QUESTION: Donna in New York City says her first child is heading to college in September. He’s been accepted to an expensive school that costs about $52,000 a year. Donna and her husband are short on what they’ve saved for his college. Donna could return to work to pay for it, but is that a good plan? Dave thinks he needs to know what he’s going to study before attending this school.
ANSWER: If he doesn’t know what he wants to do, we can figure that crap out at the community college. Fifty-two thousand a year to find myself—I don’t think so. Unless he can tell you exactly what he wants to study and that going to this particular very expensive school has some kind of return on investment in the marketplace in that particular field of study. Let’s pretend he wants to be a nurse. No need to go to $52,000 a year to be a nurse. You’re completely marketable at a state school as a nurse.
You have to study something where the prestige of this school actually matters, and truthfully, that’s about 3% of the jobs. Mostly, it doesn’t matter. How many times have you ever seen anybody get hired because of where they went to school? Very seldom.

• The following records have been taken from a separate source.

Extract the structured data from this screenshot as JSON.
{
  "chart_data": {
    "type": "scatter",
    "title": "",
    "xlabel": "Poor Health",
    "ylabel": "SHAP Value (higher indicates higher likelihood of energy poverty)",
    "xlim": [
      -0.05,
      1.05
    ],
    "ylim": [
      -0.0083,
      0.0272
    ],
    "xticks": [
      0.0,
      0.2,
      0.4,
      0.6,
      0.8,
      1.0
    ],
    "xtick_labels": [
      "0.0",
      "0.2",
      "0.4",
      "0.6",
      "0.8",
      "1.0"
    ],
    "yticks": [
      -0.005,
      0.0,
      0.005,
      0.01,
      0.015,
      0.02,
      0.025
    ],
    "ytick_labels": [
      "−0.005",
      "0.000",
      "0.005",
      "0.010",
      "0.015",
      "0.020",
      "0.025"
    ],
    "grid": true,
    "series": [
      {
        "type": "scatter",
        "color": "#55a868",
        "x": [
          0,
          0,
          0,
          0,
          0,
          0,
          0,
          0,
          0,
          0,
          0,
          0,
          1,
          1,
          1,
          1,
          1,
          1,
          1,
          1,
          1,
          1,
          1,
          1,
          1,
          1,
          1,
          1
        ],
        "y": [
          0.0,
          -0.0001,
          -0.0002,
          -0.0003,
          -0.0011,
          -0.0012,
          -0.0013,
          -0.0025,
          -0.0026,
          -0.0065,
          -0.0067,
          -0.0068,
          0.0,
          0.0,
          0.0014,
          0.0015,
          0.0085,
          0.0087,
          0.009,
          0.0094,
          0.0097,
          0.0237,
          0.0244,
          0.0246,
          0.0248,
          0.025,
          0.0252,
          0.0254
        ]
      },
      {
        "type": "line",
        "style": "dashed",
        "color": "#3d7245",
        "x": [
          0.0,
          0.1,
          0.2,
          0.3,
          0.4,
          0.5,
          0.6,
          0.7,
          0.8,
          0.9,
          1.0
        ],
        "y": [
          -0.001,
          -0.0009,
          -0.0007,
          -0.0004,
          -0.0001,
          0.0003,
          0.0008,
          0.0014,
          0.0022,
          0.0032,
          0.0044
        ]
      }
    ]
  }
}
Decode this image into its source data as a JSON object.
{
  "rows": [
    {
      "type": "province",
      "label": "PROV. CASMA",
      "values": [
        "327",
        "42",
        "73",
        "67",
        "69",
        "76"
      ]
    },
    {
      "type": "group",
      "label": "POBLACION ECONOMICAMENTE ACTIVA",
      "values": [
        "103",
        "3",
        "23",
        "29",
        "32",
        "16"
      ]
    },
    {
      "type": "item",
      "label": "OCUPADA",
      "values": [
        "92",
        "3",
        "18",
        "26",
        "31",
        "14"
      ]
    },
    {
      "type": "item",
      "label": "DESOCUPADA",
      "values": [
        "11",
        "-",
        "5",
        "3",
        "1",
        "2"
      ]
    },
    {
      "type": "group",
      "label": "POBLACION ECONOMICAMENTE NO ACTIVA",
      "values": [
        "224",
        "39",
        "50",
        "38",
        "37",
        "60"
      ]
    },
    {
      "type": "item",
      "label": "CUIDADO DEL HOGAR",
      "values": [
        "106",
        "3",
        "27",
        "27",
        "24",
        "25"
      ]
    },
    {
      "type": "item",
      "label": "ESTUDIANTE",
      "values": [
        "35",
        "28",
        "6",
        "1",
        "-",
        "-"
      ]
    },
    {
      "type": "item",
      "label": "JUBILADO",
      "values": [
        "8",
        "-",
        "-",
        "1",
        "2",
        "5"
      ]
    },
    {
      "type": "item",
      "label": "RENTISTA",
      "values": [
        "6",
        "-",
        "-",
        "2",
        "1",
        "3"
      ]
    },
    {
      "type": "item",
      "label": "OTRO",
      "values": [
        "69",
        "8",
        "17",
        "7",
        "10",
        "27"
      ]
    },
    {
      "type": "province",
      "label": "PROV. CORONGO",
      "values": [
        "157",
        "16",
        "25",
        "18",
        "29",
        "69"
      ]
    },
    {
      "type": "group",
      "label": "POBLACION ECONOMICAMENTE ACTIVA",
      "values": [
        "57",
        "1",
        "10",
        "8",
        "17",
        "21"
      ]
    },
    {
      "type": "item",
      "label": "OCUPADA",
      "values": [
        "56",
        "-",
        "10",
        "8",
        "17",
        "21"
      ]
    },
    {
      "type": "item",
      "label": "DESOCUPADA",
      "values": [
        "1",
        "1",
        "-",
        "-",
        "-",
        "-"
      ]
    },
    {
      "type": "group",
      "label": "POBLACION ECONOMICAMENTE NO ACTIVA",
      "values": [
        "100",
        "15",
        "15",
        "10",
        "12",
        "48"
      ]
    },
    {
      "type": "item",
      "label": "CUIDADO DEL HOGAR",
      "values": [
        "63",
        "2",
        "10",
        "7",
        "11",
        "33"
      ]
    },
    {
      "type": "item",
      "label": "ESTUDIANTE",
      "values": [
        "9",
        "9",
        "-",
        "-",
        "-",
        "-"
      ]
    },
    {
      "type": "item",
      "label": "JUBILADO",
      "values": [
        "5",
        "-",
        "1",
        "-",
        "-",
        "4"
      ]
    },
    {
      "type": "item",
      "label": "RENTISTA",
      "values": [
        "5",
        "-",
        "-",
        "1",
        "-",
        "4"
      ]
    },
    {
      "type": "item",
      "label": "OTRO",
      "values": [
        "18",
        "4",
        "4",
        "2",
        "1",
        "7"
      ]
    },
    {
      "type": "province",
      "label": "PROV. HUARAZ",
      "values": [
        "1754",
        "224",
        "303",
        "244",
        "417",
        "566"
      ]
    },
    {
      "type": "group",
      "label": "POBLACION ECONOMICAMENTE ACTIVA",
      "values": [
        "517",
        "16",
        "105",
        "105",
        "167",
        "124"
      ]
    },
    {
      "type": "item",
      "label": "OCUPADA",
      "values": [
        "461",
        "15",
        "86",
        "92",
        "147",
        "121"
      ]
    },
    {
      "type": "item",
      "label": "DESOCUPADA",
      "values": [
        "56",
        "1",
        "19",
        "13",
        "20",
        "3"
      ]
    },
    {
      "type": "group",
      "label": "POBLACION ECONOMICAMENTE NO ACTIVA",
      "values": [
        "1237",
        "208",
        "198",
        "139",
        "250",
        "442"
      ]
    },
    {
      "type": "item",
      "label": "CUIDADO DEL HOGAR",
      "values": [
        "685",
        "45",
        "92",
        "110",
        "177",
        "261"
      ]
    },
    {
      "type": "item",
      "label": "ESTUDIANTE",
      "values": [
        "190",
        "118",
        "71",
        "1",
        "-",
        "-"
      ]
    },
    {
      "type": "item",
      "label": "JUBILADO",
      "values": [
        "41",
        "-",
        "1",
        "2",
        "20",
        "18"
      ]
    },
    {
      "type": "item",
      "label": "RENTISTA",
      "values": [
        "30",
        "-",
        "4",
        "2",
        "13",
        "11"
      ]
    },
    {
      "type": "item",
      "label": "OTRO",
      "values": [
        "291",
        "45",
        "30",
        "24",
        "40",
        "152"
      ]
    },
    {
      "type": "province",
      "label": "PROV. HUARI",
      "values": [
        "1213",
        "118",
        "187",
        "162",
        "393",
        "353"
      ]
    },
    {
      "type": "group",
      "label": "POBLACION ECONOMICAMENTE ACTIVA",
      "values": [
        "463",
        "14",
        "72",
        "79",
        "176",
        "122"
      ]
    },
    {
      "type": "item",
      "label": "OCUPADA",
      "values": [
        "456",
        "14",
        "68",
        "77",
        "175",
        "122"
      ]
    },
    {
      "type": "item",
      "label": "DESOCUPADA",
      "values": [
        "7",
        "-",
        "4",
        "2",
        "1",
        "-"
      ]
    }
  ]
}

What you’ve got to consider is, within the average state school, there are groups of students that he does need to gravitate toward. I’m not against this, but you didn’t call me up and say you’ve got $5 million extra to blow on kids’ education. You’re going to go back to work and bust it so he can get a degree at this place, and he doesn’t even know what he wants to do. There’s no way Dave Ramsey’s doing that deal, and I’m all about education, but I’m not about pedigrees. About 3% of the jobs care where you went to school. I’ve never gone to a doctor and asked them where they went to school.